ご自愛消費」が活況だ。昨年行われた「ご自愛消費に関する調査」(スナックミー)では86%が「ご自愛消費」を行っているという結果に。気分転換やストレス発散目的の、自分へのご褒美として高級品が購入されている。

自分へのご褒美品がバズり中

 例えば8個で1万1000円の『羽美翔 高級トイレットペーパー』。「メディアで紹介されたこともあり、弊社紙製品のなかでいちばんの売れ筋商品となっています」と発売元である望月製紙の担当者は話す。「どんな使い心地?」という好奇心からの家庭用購入もあるが、贈答品にも喜ばれているのだとか。コロナでふだん会えない人への高級な贈り物、というニーズも満たす。

 岩手県なかほら牧場『グラスフェッドバター』は、100gで2160円という値段にもかかわらず、年間4万個を販売。サラッとしているのにバターのコクがしっかりとあって風味や舌ざわりもよく、「ごちそう」感がたっぷりだ。

 アクアファーム秩父の『彩美卵「寿」』は10個で6980円!「普段は生卵を食べないけど、ここだけは食べられる」「黄身のもっちり、がハンパない」といったリピーターが多く全国からの注文が引きも切らずという。
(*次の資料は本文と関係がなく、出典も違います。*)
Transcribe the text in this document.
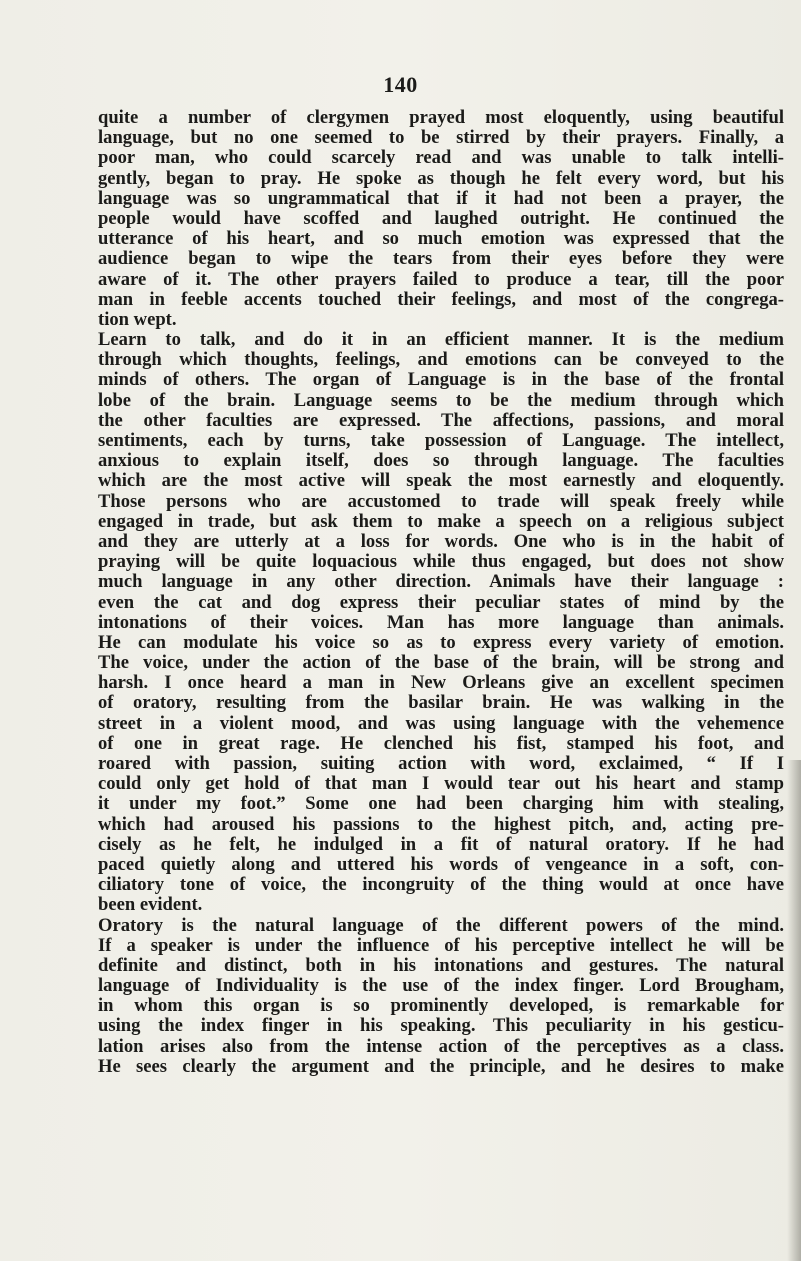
140
quite a number of clergymen prayed most eloquently, using beautiful
language, but no one seemed to be stirred by their prayers. Finally, a
poor man, who could scarcely read and was unable to talk intelli-
gently, began to pray. He spoke as though he felt every word, but his
language was so ungrammatical that if it had not been a prayer, the
people would have scoffed and laughed outright. He continued the
utterance of his heart, and so much emotion was expressed that the
audience began to wipe the tears from their eyes before they were
aware of it. The other prayers failed to produce a tear, till the poor
man in feeble accents touched their feelings, and most of the congrega-
tion wept.
Learn to talk, and do it in an efficient manner. It is the medium
through which thoughts, feelings, and emotions can be conveyed to the
minds of others. The organ of Language is in the base of the frontal
lobe of the brain. Language seems to be the medium through which
the other faculties are expressed. The affections, passions, and moral
sentiments, each by turns, take possession of Language. The intellect,
anxious to explain itself, does so through language. The faculties
which are the most active will speak the most earnestly and eloquently.
Those persons who are accustomed to trade will speak freely while
engaged in trade, but ask them to make a speech on a religious subject
and they are utterly at a loss for words. One who is in the habit of
praying will be quite loquacious while thus engaged, but does not show
much language in any other direction. Animals have their language :
even the cat and dog express their peculiar states of mind by the
intonations of their voices. Man has more language than animals.
He can modulate his voice so as to express every variety of emotion.
The voice, under the action of the base of the brain, will be strong and
harsh. I once heard a man in New Orleans give an excellent specimen
of oratory, resulting from the basilar brain. He was walking in the
street in a violent mood, and was using language with the vehemence
of one in great rage. He clenched his fist, stamped his foot, and
roared with passion, suiting action with word, exclaimed, “ If I
could only get hold of that man I would tear out his heart and stamp
it under my foot.” Some one had been charging him with stealing,
which had aroused his passions to the highest pitch, and, acting pre-
cisely as he felt, he indulged in a fit of natural oratory. If he had
paced quietly along and uttered his words of vengeance in a soft, con-
ciliatory tone of voice, the incongruity of the thing would at once have
been evident.
Oratory is the natural language of the different powers of the mind.
If a speaker is under the influence of his perceptive intellect he will be
definite and distinct, both in his intonations and gestures. The natural
language of Individuality is the use of the index finger. Lord Brougham,
in whom this organ is so prominently developed, is remarkable for
using the index finger in his speaking. This peculiarity in his gesticu-
lation arises also from the intense action of the perceptives as a class.
He sees clearly the argument and the principle, and he desires to make
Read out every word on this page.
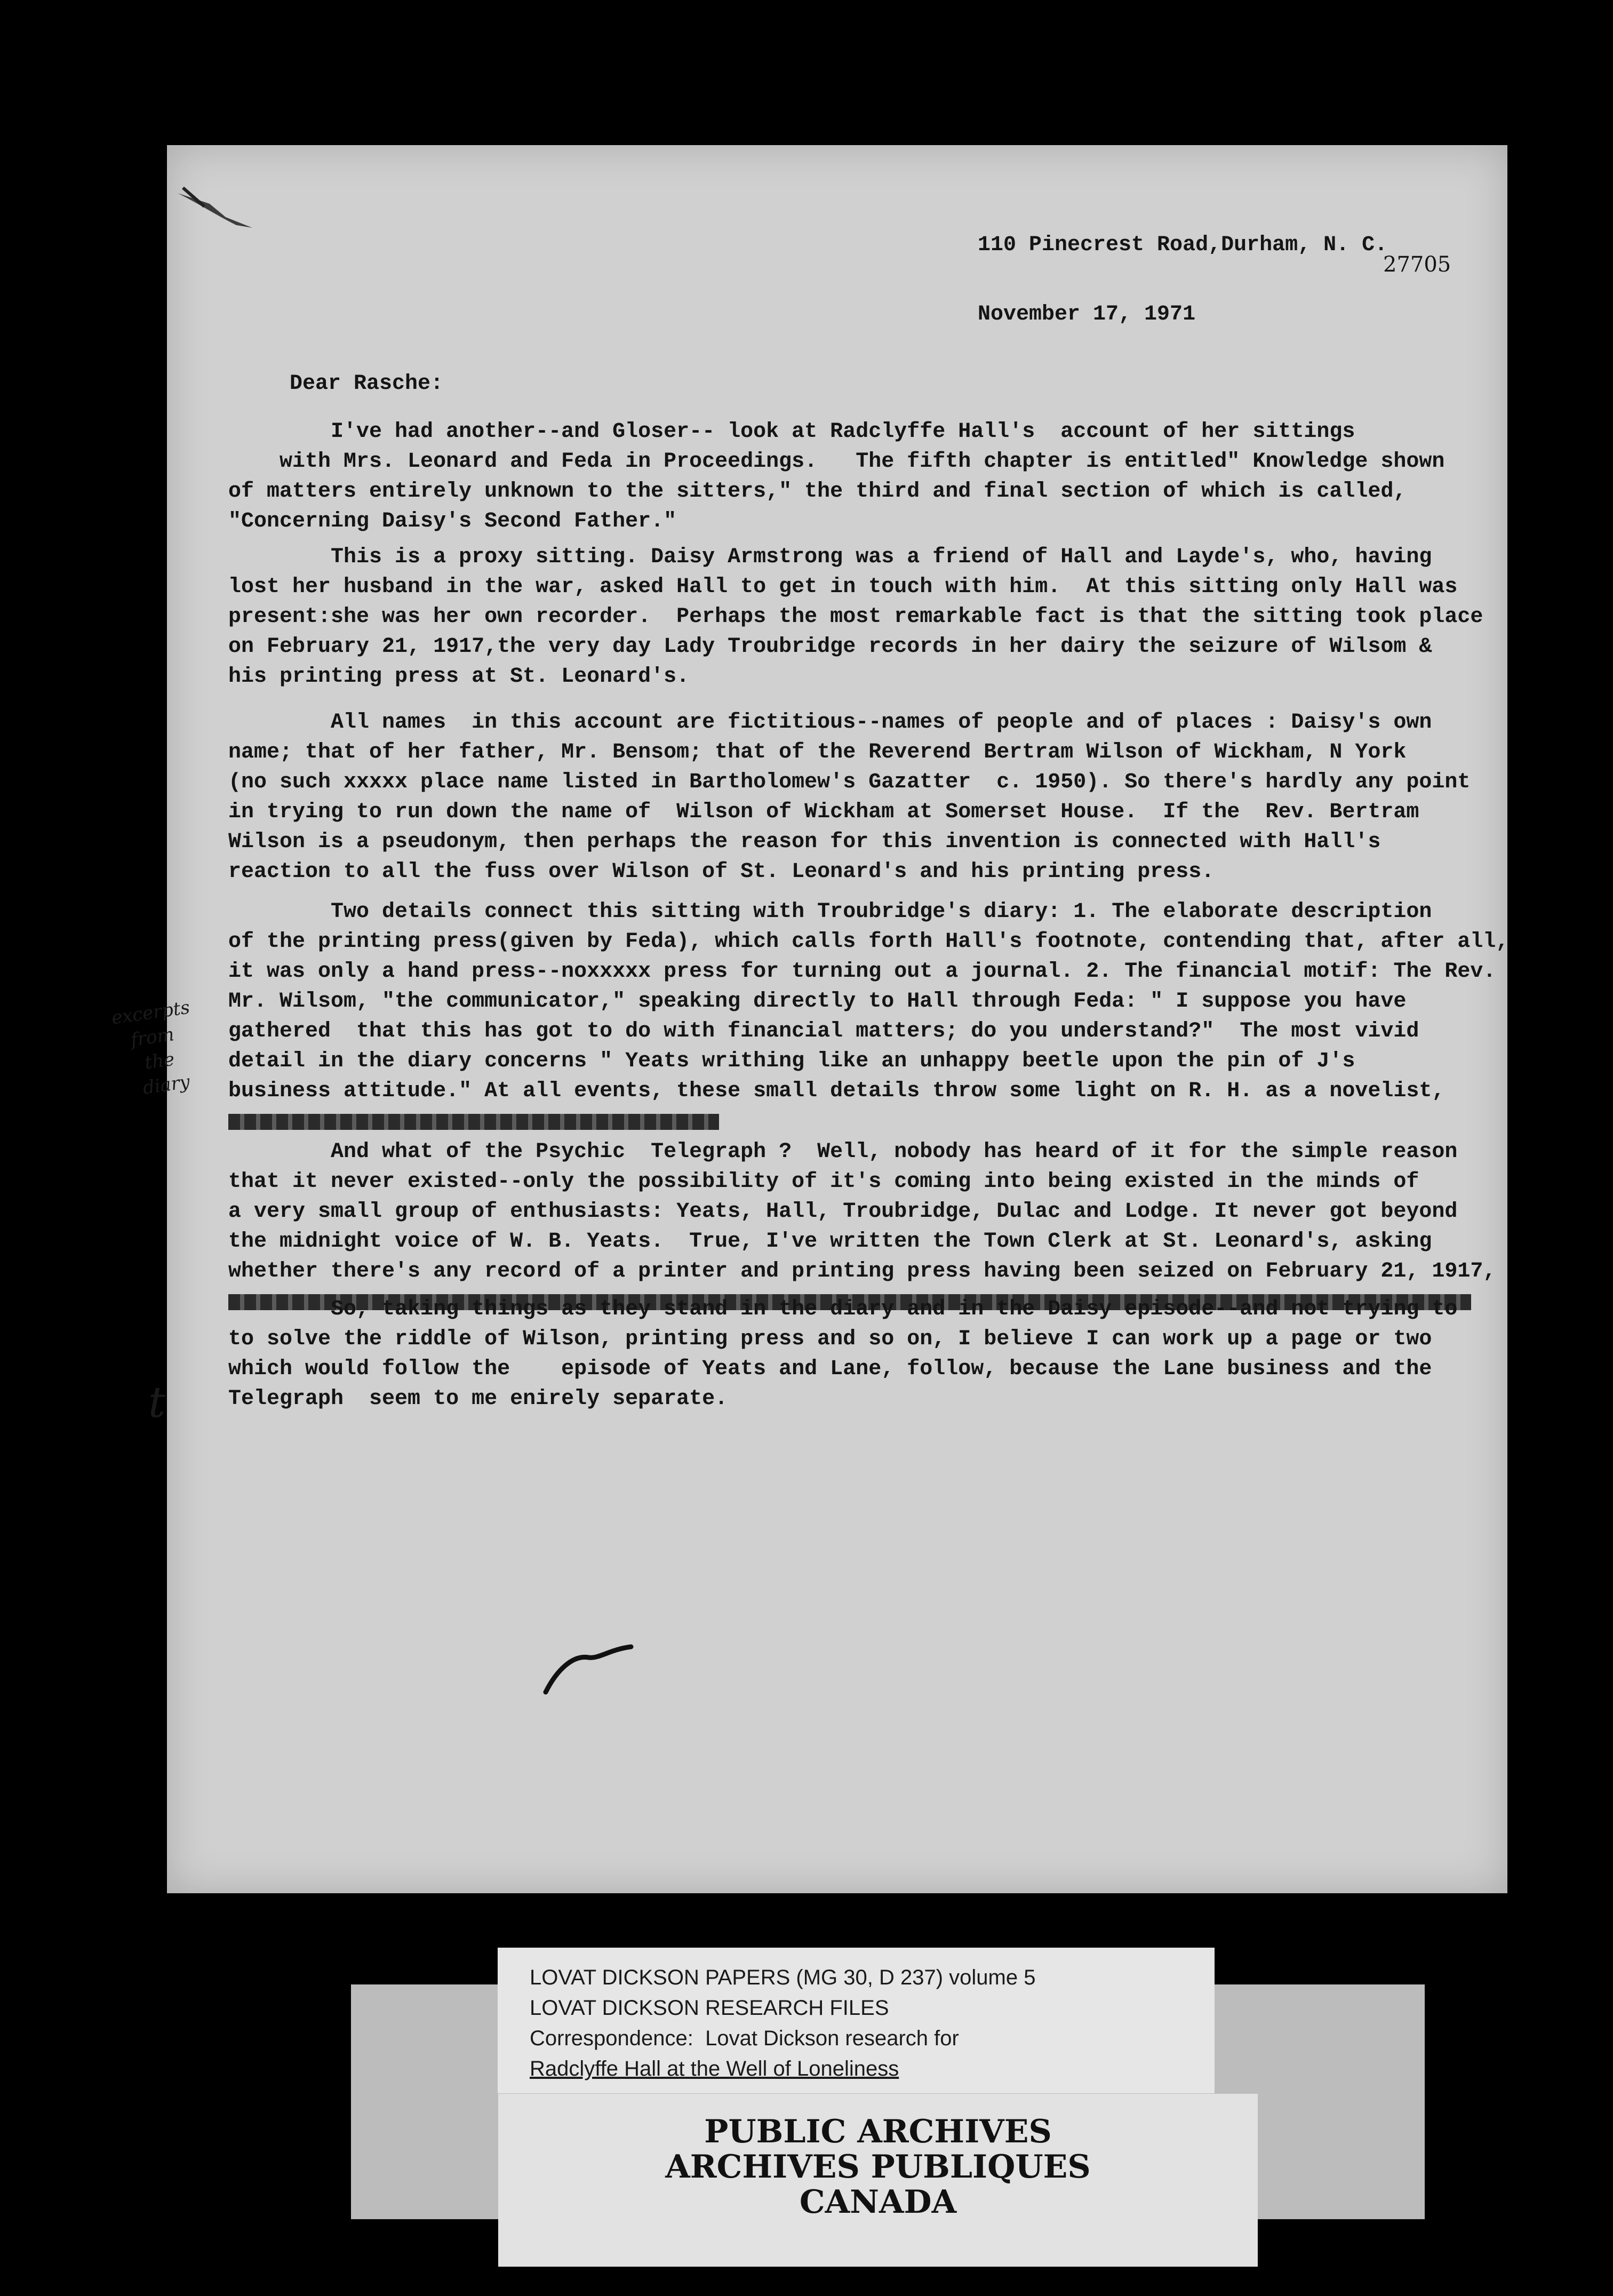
110 Pinecrest Road,Durham, N. C.
27705
November 17, 1971
Dear Rasche:
I've had another--and Gloser-- look at Radclyffe Hall's  account of her sittings
with Mrs. Leonard and Feda in Proceedings.   The fifth chapter is entitled" Knowledge shown
of matters entirely unknown to the sitters," the third and final section of which is called,
"Concerning Daisy's Second Father."
This is a proxy sitting. Daisy Armstrong was a friend of Hall and Layde's, who, having
lost her husband in the war, asked Hall to get in touch with him.  At this sitting only Hall was
present:she was her own recorder.  Perhaps the most remarkable fact is that the sitting took place
on February 21, 1917,the very day Lady Troubridge records in her dairy the seizure of Wilsom &
his printing press at St. Leonard's.
All names  in this account are fictitious--names of people and of places : Daisy's own
name; that of her father, Mr. Bensom; that of the Reverend Bertram Wilson of Wickham, N York
(no such xxxxx place name listed in Bartholomew's Gazatter  c. 1950). So there's hardly any point
in trying to run down the name of  Wilson of Wickham at Somerset House.  If the  Rev. Bertram
Wilson is a pseudonym, then perhaps the reason for this invention is connected with Hall's
reaction to all the fuss over Wilson of St. Leonard's and his printing press.
Two details connect this sitting with Troubridge's diary: 1. The elaborate description
of the printing press(given by Feda), which calls forth Hall's footnote, contending that, after all,
it was only a hand press--noxxxxx press for turning out a journal. 2. The financial motif: The Rev.
Mr. Wilsom, "the communicator," speaking directly to Hall through Feda: " I suppose you have
gathered  that this has got to do with financial matters; do you understand?"  The most vivid
detail in the diary concerns " Yeats writhing like an unhappy beetle upon the pin of J's
business attitude." At all events, these small details throw some light on R. H. as a novelist,
And what of the Psychic  Telegraph ?  Well, nobody has heard of it for the simple reason
that it never existed--only the possibility of it's coming into being existed in the minds of
a very small group of enthusiasts: Yeats, Hall, Troubridge, Dulac and Lodge. It never got beyond
the midnight voice of W. B. Yeats.  True, I've written the Town Clerk at St. Leonard's, asking
whether there's any record of a printer and printing press having been seized on February 21, 1917,
So, taking things as they stand in the diary and in the Daisy episode--and not trying to
to solve the riddle of Wilson, printing press and so on, I believe I can work up a page or two
which would follow the    episode of Yeats and Lane, follow, because the Lane business and the
Telegraph  seem to me enirely separate.
excerpts
from
the
diary
t
LOVAT DICKSON PAPERS (MG 30, D 237) volume 5
LOVAT DICKSON RESEARCH FILES
Correspondence:  Lovat Dickson research for
Radclyffe Hall at the Well of Loneliness
PUBLIC ARCHIVES
ARCHIVES PUBLIQUES
CANADA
 6個セットで4000円を超えるいちご大福『レヴェランスのシャンパンいちご大福』も、ネットで注文受け付けを開始した途端に即完売という人気ぶり。味もさることながら見た目もゴージャス。

「1か月待ちでようやく買えました。ちょっと奮発しましたが自分へのご褒美で」(購入者)。

 高額スイーツはインスタにアップしたときなどに“映える”のがポイント。自己満足感と贅沢気分を大いに盛り上げてくれる。

 日用品ではTRINUSの『花色鉛筆』。鉛筆の形そのものを花に見立てていて削りかすも花びらのように見えるというデザイン。

 5色セットで1980円、色鉛筆の一般価格と比べるとかなりの高額だが、すでに5000万円以上を売り上げた。

TRINUS『花色鉛筆』5色セット(Amazonより)

 担当者によると「軸部分には廃棄古紙を主原料にした新素材を活用し、SDGsに配慮した商品である点も消費者にご評価いただいている」とのこと。

 この削りかすを使って作品を作れるポストカード「ペタルアートコレクション」もあわせて好評。“趣味の時間を充実させるアイテム”として文具好きのココロをガッチリ、だ。

 化粧品では、1万2100円というコスメデコルテの美容液『リポソーム アドバンスト リペアセラム』が好調。

 発売3か月半で約37万個を出荷した。マスクをしていても肌のお手入れはしっかりしたい。基礎化粧品はいいものを使ってスキンケアしたいという美容ニーズを満たした。